From a0cea517e770fa04f1f33bf6847c6852ca9abc06 Mon Sep 17 00:00:00 2001
From: Dmytro Dzhulgakov <dzhulgakov@fireworks.ai>
Date: Thu, 5 Oct 2023 17:41:03 +0000
Subject: [PATCH] Add 9.0a to cpp_extension supported compute archs (#110587)
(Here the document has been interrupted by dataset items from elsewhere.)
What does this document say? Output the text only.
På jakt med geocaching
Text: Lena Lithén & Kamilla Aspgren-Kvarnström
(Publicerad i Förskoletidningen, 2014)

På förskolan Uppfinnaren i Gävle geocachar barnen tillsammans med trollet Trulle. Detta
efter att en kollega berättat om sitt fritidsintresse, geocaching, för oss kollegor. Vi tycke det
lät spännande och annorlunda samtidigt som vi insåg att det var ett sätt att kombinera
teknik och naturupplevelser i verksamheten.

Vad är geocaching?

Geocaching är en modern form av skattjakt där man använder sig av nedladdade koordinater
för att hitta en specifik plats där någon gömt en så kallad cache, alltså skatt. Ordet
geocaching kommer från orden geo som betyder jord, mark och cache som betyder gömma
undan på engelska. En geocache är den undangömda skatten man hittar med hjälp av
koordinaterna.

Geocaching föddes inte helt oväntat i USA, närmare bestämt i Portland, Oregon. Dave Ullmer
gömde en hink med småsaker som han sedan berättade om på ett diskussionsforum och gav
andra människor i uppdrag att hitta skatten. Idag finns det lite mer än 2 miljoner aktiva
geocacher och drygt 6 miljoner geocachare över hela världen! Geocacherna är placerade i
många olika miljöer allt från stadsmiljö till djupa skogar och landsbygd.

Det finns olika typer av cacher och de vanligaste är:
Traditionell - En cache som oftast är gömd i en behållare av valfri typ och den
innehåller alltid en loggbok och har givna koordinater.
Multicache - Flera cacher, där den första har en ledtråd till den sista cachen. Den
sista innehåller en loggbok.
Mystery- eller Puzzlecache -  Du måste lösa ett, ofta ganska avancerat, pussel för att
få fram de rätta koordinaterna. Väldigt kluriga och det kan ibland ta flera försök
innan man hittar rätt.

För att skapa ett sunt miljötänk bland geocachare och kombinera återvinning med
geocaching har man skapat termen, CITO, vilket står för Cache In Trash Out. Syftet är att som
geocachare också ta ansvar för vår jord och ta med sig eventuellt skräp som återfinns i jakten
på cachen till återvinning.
There's an extended compute capability 9.0a for Hopper that was introduced in Cuda 12.0: https://docs.nvidia.com/cuda/archive/12.0.0/cuda-compiler-driver-nvcc/index.html#gpu-feature-list

E.g. Cutlass leverages it: https://github.com/NVIDIA/cutlass/blob/5f13dcad781284678edafa3b8d108120cfc6a6e4/python/cutlass/emit/pytorch.py#L684

This adds it to the list of permitted architectures to use in `cpp_extension` directly.
Pull Request resolved: https://github.com/pytorch/pytorch/pull/110587
Approved by: https://github.com/ezyang
---
 .../upstream/FindCUDA/select_compute_arch.cmake              | 5 +++++
 torch/utils/cpp_extension.py                                 | 4 ++--
 2 files changed, 7 insertions(+), 2 deletions(-)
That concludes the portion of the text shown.